Ce magistrat a rendu compte des plaidoiries dans le délibéré de la cour, composée de :
Monsieur Philippe DE GUARDIA, Président de chambre
M. Jean-Jacques FRION, Conseiller
Mme Anne MONNINI-MICHEL, Conseillère
Greffier lors des débats : Mme Marie BRUNEL
ARRET :
— rendu par défaut ;
— prononcé par mise à disposition de l’arrêt au greffe de la cour, les parties en ayant été préalablement avisées dans les conditions prévues au deuxième alinéa de l’article 450 du code de procédure civile ;
— signé par Monsieur Philippe DE GUARDIA, Président de chambre, et par Mme Marie BRUNEL, Greffière.
*
* *
FAITS ET PROCÉDURE
[D] [N] a été engagé le 5 août 2019 par la SARL Pitowi, exploitant un bar sous l’enseigne 'Papa Doble'. Il exerçait les fonctions de barman serveur avec un salaire mensuel brut de 2 012,07€ pour 169 heures de travail.
Le 28 mai 2021, il a pris acte de la rupture de son contrat de travail en raison des manquements qu’il reprochait à la SARL Only B qu’il estimait être son nouvel employeur depuis le mois d’octobre 2020.
Le 22 octobre 2021, soutenant que la rupture produisait les effets d’un licenciement sans cause réelle et sérieuse, [D] [N] a saisi le conseil de prud’hommes de Montpellier qui, par jugement en date du 14 juin 2023, l’a débouté de ses demandes.
Le 17 juillet 2023, [D] [N] a interjeté appel. Dans ses dernières conclusions notifiées et enregistrées au greffe le 21 septembre 2023, il demande d’infirmer le jugement et de lui allouer :
— la somme de 14 863,88€ brut à titre de rappel de salaires,
— la somme de 1 486,38€ brut à titre de congés payés sur rappel de salaires,
— la somme de 1 000€ net à titre de dommages et intérêts pour non-paiement du salaire,
— la somme de 3 752€ brut à titre d’indemnité compensatrice de préavis,
— la somme de 375,20€ brut à titre de congés payés sur préavis,
— la somme de 1 055,25€ net à titre d’indemnité de licenciement,
— la somme de 6 566€ net à titre de dommages et intérêts pour licenciement sans cause réelle et sérieuse,
— la somme de 1 500€ sur le fondement de l’article 700 du code de procédure civile.

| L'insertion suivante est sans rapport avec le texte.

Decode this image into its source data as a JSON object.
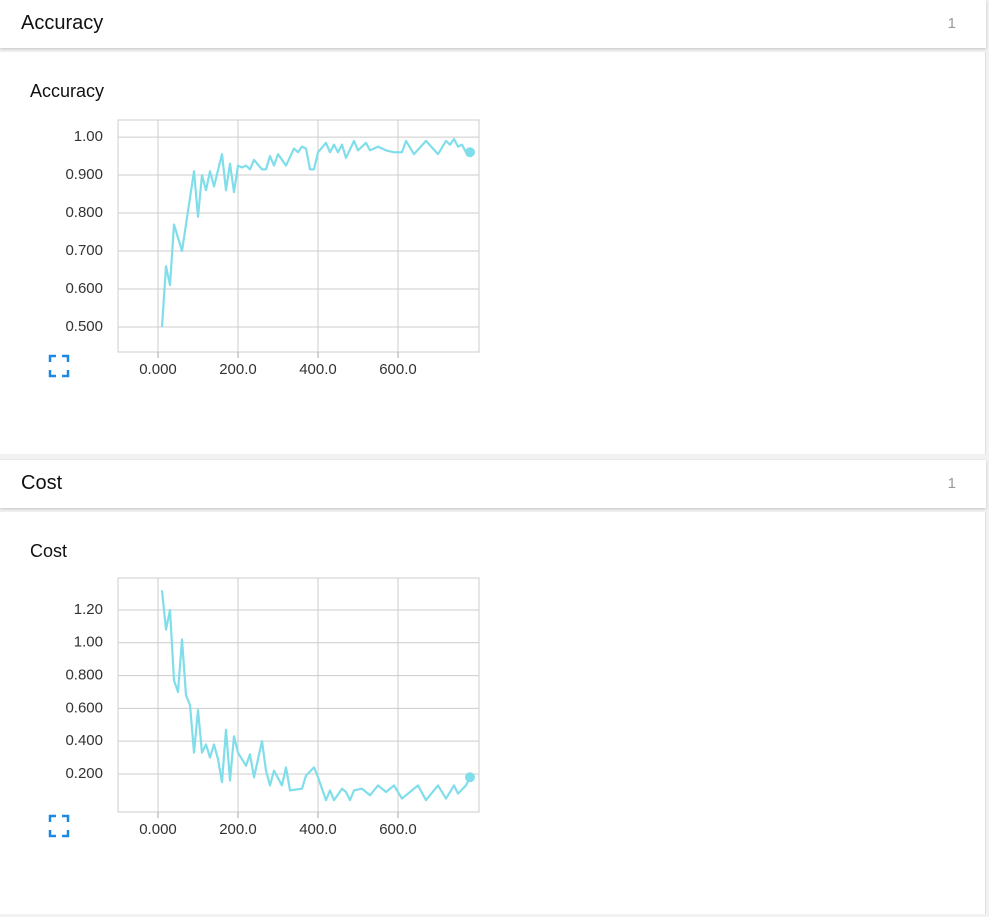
{
  "panels": [
    {
      "title": "Accuracy",
      "count": 1
    },
    {
      "title": "Cost",
      "count": 1
    }
  ],
  "chart_data": [
    {
      "type": "line",
      "title": "Accuracy",
      "x": [
        10,
        20,
        30,
        40,
        60,
        90,
        100,
        110,
        120,
        130,
        140,
        160,
        170,
        180,
        190,
        200,
        210,
        220,
        230,
        240,
        260,
        270,
        280,
        290,
        300,
        320,
        340,
        350,
        360,
        370,
        380,
        390,
        400,
        420,
        430,
        440,
        450,
        460,
        470,
        490,
        500,
        520,
        530,
        550,
        570,
        590,
        610,
        620,
        640,
        670,
        700,
        720,
        730,
        740,
        750,
        760,
        770,
        780
      ],
      "series": [
        {
          "color": "#80deea",
          "values": [
            0.5,
            0.66,
            0.61,
            0.77,
            0.7,
            0.91,
            0.79,
            0.9,
            0.86,
            0.91,
            0.87,
            0.955,
            0.86,
            0.93,
            0.855,
            0.925,
            0.92,
            0.925,
            0.915,
            0.94,
            0.915,
            0.915,
            0.95,
            0.925,
            0.955,
            0.925,
            0.97,
            0.96,
            0.975,
            0.97,
            0.915,
            0.915,
            0.96,
            0.985,
            0.96,
            0.98,
            0.96,
            0.98,
            0.945,
            0.99,
            0.965,
            0.985,
            0.965,
            0.975,
            0.965,
            0.96,
            0.96,
            0.99,
            0.955,
            0.99,
            0.955,
            0.99,
            0.98,
            0.995,
            0.975,
            0.98,
            0.96,
            0.96
          ]
        }
      ],
      "xlim": [
        -100,
        802.5
      ],
      "ylim": [
        0.434,
        1.045
      ],
      "xticks": [
        {
          "value": 0,
          "label": "0.000"
        },
        {
          "value": 200,
          "label": "200.0"
        },
        {
          "value": 400,
          "label": "400.0"
        },
        {
          "value": 600,
          "label": "600.0"
        }
      ],
      "yticks": [
        {
          "value": 0.5,
          "label": "0.500"
        },
        {
          "value": 0.6,
          "label": "0.600"
        },
        {
          "value": 0.7,
          "label": "0.700"
        },
        {
          "value": 0.8,
          "label": "0.800"
        },
        {
          "value": 0.9,
          "label": "0.900"
        },
        {
          "value": 1,
          "label": "1.00"
        }
      ],
      "grid": true
    },
    {
      "type": "line",
      "title": "Cost",
      "x": [
        10,
        20,
        30,
        40,
        50,
        60,
        70,
        80,
        90,
        100,
        110,
        120,
        130,
        140,
        150,
        160,
        170,
        180,
        190,
        200,
        220,
        230,
        240,
        260,
        270,
        280,
        290,
        310,
        320,
        330,
        360,
        370,
        390,
        400,
        410,
        420,
        430,
        440,
        460,
        470,
        480,
        490,
        510,
        530,
        550,
        570,
        590,
        610,
        630,
        650,
        670,
        700,
        720,
        740,
        750,
        770,
        780
      ],
      "series": [
        {
          "color": "#80deea",
          "values": [
            1.32,
            1.08,
            1.2,
            0.77,
            0.7,
            1.02,
            0.68,
            0.62,
            0.33,
            0.59,
            0.33,
            0.38,
            0.3,
            0.38,
            0.29,
            0.15,
            0.47,
            0.16,
            0.43,
            0.33,
            0.25,
            0.32,
            0.18,
            0.4,
            0.22,
            0.13,
            0.22,
            0.13,
            0.24,
            0.1,
            0.11,
            0.19,
            0.24,
            0.18,
            0.11,
            0.04,
            0.1,
            0.04,
            0.11,
            0.09,
            0.04,
            0.1,
            0.11,
            0.07,
            0.13,
            0.09,
            0.13,
            0.05,
            0.09,
            0.13,
            0.04,
            0.13,
            0.05,
            0.13,
            0.08,
            0.13,
            0.18
          ]
        }
      ],
      "xlim": [
        -100,
        802.5
      ],
      "ylim": [
        -0.032,
        1.395
      ],
      "xticks": [
        {
          "value": 0,
          "label": "0.000"
        },
        {
          "value": 200,
          "label": "200.0"
        },
        {
          "value": 400,
          "label": "400.0"
        },
        {
          "value": 600,
          "label": "600.0"
        }
      ],
      "yticks": [
        {
          "value": 0.2,
          "label": "0.200"
        },
        {
          "value": 0.4,
          "label": "0.400"
        },
        {
          "value": 0.6,
          "label": "0.600"
        },
        {
          "value": 0.8,
          "label": "0.800"
        },
        {
          "value": 1,
          "label": "1.00"
        },
        {
          "value": 1.2,
          "label": "1.20"
        }
      ],
      "grid": true
    }
  ]
}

Il demande également d’assortir les condamnations des intérêts au taux légal, avec capitalisation des intérêts, et d’ordonner sous astreinte la remise des documents de fin de contrat ainsi que la régularisation des déclarations auprès des organismes compétents.
La SARL Only B, à qui l’appelant a fait signifier sa déclaration d’appel et ses conclusions par acte de commissaire de justice du 20 septembre 2023, lequel, conformément aux dispositions de l’article 902 du code de procédure civile, précise que, faute par elle de constituer avocat dans le délai de quinze jours à compter de la signification, elle s’expose à ce qu’un arrêt soit rendu contre elle sur les seuls éléments fournis par son adversaire et que, faute de conclure dans le délai mentionné à l’article 909, elle s’expose à ce que ses écritures soient déclarées d’office irrecevables, n’a pas constitué avocat.
Pour un plus ample exposé des faits, de la procédure, des moyens et des prétentions des parties, il y a lieu de se reporter au jugement du conseil de prud’hommes et aux conclusions déposées.
MOTIFS DE LA DECISION
Sur la relation de travail avec la société Only B :
L’existence d’une relation de travail ne dépend ni de la volonté exprimée par les parties, ni de la dénomination qu’elles ont donnée à leur convention, mais des conditions de fait dans lesquelles est exercée l’activité des travailleurs.
En présence d’un contrat de travail apparent, il appartient à la partie qui invoque son caractère fictif d’en rapporter la preuve.
Aux termes de l’article L. 1224-1 du code du travail, lorsque survient une modification dans la situation juridique de l’employeur, notamment par succession, vente, fusion, transformation de fonds, mise en société de l’entreprise, tous les contrats de travail en cours au jour de la modification subsistent entre le nouvel employeur et le personnel de l’entreprise.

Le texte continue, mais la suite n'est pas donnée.